Damit sind die Entwicklungs-Aufgaben der Techniker noch lange nicht erledigt. Vieles wird mit Simulationen abgearbeitet. Bei der Software arbeiten die Mercedes-Van- und die Pkw-Experten Hand in Hand und nutzen so Synergien. Beide Entwicklungsgruppen haben identische Software-Varianten installiert und sobald ein Fehler auftritt, wird der gemeinsam gelöst. So spart man Zeit, Ressourcen und letztendlich Geld. Doch nicht alles lässt sich per Simulation oder mit ausgefeilten Algorithmen bewerkstelligen. Geht es um die Regelsysteme wie das ESP ist nach wie vor gründliche Abstimmungsarbeit nötig, um die perfekte Feinabstimmung zu erreichen.

Allradantrieb folgt später

Genau das tun die Mercedes-Ingenieure derzeit in Nordschweden. Für ein ESP-System ist kaum etwas herausfordernder als der berühmt-berüchtigte μ-Split-Test, bei dem auf der einen Seite die Räder auf Asphalt Traktion finden und auf der anderen Seite blankes Eis genau das verhindert. Wir sind mit 80 km/h unterwegs und bremsen hart ab, als wir die Versuchsfläche erreichen. Das Gefährt bleibt stabil. Passt also.

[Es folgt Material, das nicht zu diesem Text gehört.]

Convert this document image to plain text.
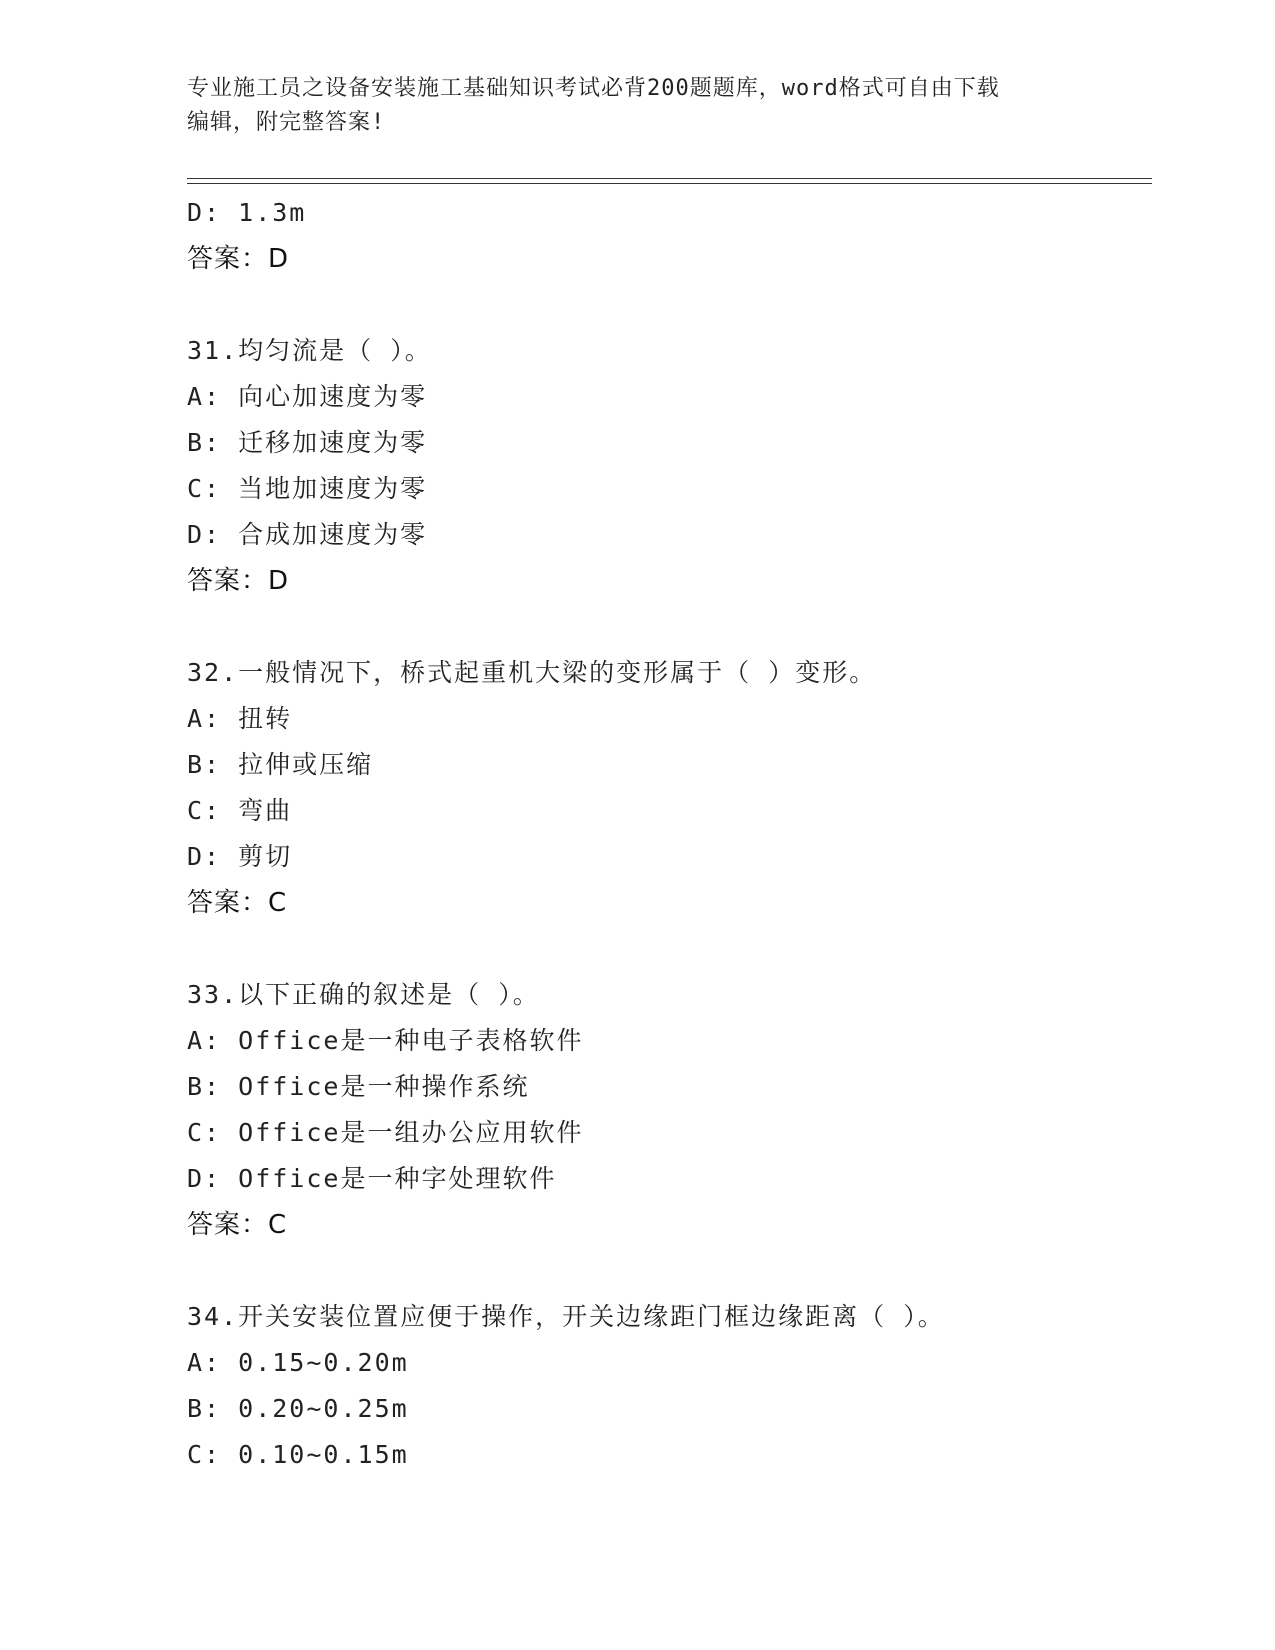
专业施工员之设备安装施工基础知识考试必背200题题库，word格式可自由下载
编辑，附完整答案!
D: 1.3m
答案：D
31.均匀流是（ ）。
A: 向心加速度为零
B: 迁移加速度为零
C: 当地加速度为零
D: 合成加速度为零
答案：D
32.一般情况下，桥式起重机大梁的变形属于（ ）变形。
A: 扭转
B: 拉伸或压缩
C: 弯曲
D: 剪切
答案：C
33.以下正确的叙述是（ ）。
A: Office是一种电子表格软件
B: Office是一种操作系统
C: Office是一组办公应用软件
D: Office是一种字处理软件
答案：C
34.开关安装位置应便于操作，开关边缘距门框边缘距离（ ）。
A: 0.15~0.20m
B: 0.20~0.25m
C: 0.10~0.15m
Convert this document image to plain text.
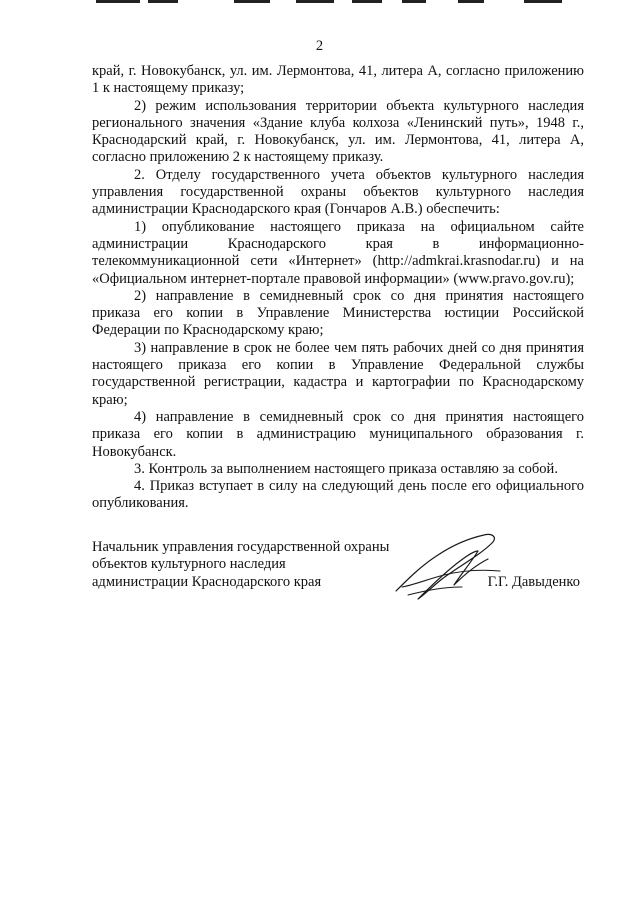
2

край, г. Новокубанск, ул. им. Лермонтова, 41, литера А, согласно приложению 1 к настоящему приказу;

2) режим использования территории объекта культурного наследия регионального значения «Здание клуба колхоза «Ленинский путь», 1948 г., Краснодарский край, г. Новокубанск, ул. им. Лермонтова, 41, литера А, согласно приложению 2 к настоящему приказу.

2. Отделу государственного учета объектов культурного наследия управления государственной охраны объектов культурного наследия администрации Краснодарского края (Гончаров А.В.) обеспечить:

1) опубликование настоящего приказа на официальном сайте администрации Краснодарского края в информационно-телекоммуникационной сети «Интернет» (http://admkrai.krasnodar.ru) и на «Официальном интернет-портале правовой информации» (www.pravo.gov.ru);

2) направление в семидневный срок со дня принятия настоящего приказа его копии в Управление Министерства юстиции Российской Федерации по Краснодарскому краю;

3) направление в срок не более чем пять рабочих дней со дня принятия настоящего приказа его копии в Управление Федеральной службы государственной регистрации, кадастра и картографии по Краснодарскому краю;

4) направление в семидневный срок со дня принятия настоящего приказа его копии в администрацию муниципального образования г. Новокубанск.

3. Контроль за выполнением настоящего приказа оставляю за собой.

4. Приказ вступает в силу на следующий день после его официального опубликования.

Начальник управления государственной охраны
объектов культурного наследия
администрации Краснодарского края	Г.Г. Давыденко
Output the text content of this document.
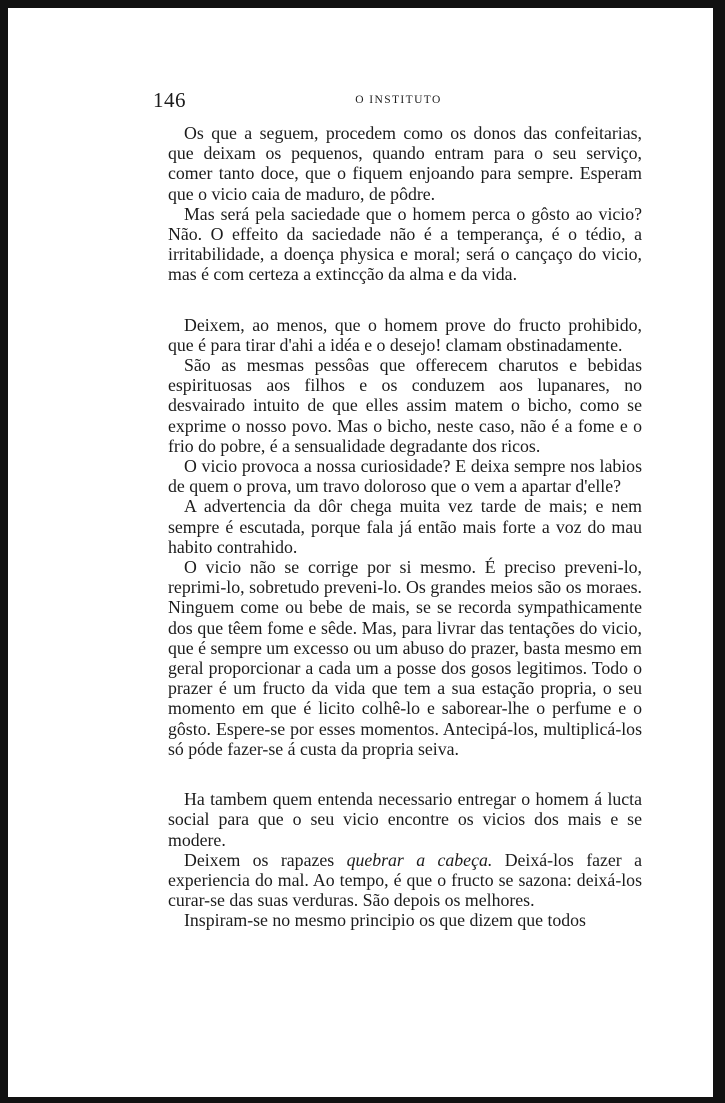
146	O INSTITUTO

Os que a seguem, procedem como os donos das confeitarias, que deixam os pequenos, quando entram para o seu serviço, comer tanto doce, que o fiquem enjoando para sempre. Esperam que o vicio caia de maduro, de pôdre.

Mas será pela saciedade que o homem perca o gôsto ao vicio? Não. O effeito da saciedade não é a temperança, é o tédio, a irritabilidade, a doença physica e moral; será o cançaço do vicio, mas é com certeza a extincção da alma e da vida.

Deixem, ao menos, que o homem prove do fructo prohibido, que é para tirar d'ahi a idéa e o desejo! clamam obstinadamente.

São as mesmas pessôas que offerecem charutos e bebidas espirituosas aos filhos e os conduzem aos lupanares, no desvairado intuito de que elles assim matem o bicho, como se exprime o nosso povo. Mas o bicho, neste caso, não é a fome e o frio do pobre, é a sensualidade degradante dos ricos.

O vicio provoca a nossa curiosidade? E deixa sempre nos labios de quem o prova, um travo doloroso que o vem a apartar d'elle?

A advertencia da dôr chega muita vez tarde de mais; e nem sempre é escutada, porque fala já então mais forte a voz do mau habito contrahido.

O vicio não se corrige por si mesmo. É preciso preveni-lo, reprimi-lo, sobretudo preveni-lo. Os grandes meios são os moraes. Ninguem come ou bebe de mais, se se recorda sympathicamente dos que têem fome e sêde. Mas, para livrar das tentações do vicio, que é sempre um excesso ou um abuso do prazer, basta mesmo em geral proporcionar a cada um a posse dos gosos legitimos. Todo o prazer é um fructo da vida que tem a sua estação propria, o seu momento em que é licito colhê-lo e saborear-lhe o perfume e o gôsto. Espere-se por esses momentos. Antecipá-los, multiplicá-los só póde fazer-se á custa da propria seiva.

Ha tambem quem entenda necessario entregar o homem á lucta social para que o seu vicio encontre os vicios dos mais e se modere.

Deixem os rapazes quebrar a cabeça. Deixá-los fazer a experiencia do mal. Ao tempo, é que o fructo se sazona: deixá-los curar-se das suas verduras. São depois os melhores.

Inspiram-se no mesmo principio os que dizem que todos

Das Anfahren auf diesem Untergrund mit extrem unterschiedlichen Reibwerten ist so etwas wie die Königsdisziplin. Denn die Regelsysteme müssen erkennen, dass das Fahrzeug auch dann stabil ist, wenn aufgrund des Schlupfs unterschiedliche Drehzahlen bei den Rädern anlegen und sollten nicht eingreifen. Soweit zur Theorie: Als wenn diese Herausforderung nicht schon genug wäre, platzieren wir den Mercedes-Van an einer Steigung von 15 Grad. Allradantrieb? Fehlanzeige. Die Vorderachse muss den Job alleine erledigen.

Maybach-Version nicht ausgeschlossen

Wir steigen ohne Rücksicht auf Verluste aufs Gas und warten ab, wie sich die Technik schlägt. Kurz ringen die Pneus um Grip, ehe sie die schwere Fuhre nach oben ziehen. Langsam aber sicher und souverän. „Die Regelsysteme sind so weit entwickelt, dass das auch für einen Vorderradantrieb kein Problem ist. Deshalb haben wir uns für dieses Konzept entschieden“, sagt Andreas Zygan und versichert im gleichen Atemzug, dass es auch eine Version mit Allrad geben wird.

Und wie schaut es mit einer Maybach-Variante aus? Darauf gibt es keine Antwort. Wir gehen aber stark davon aus.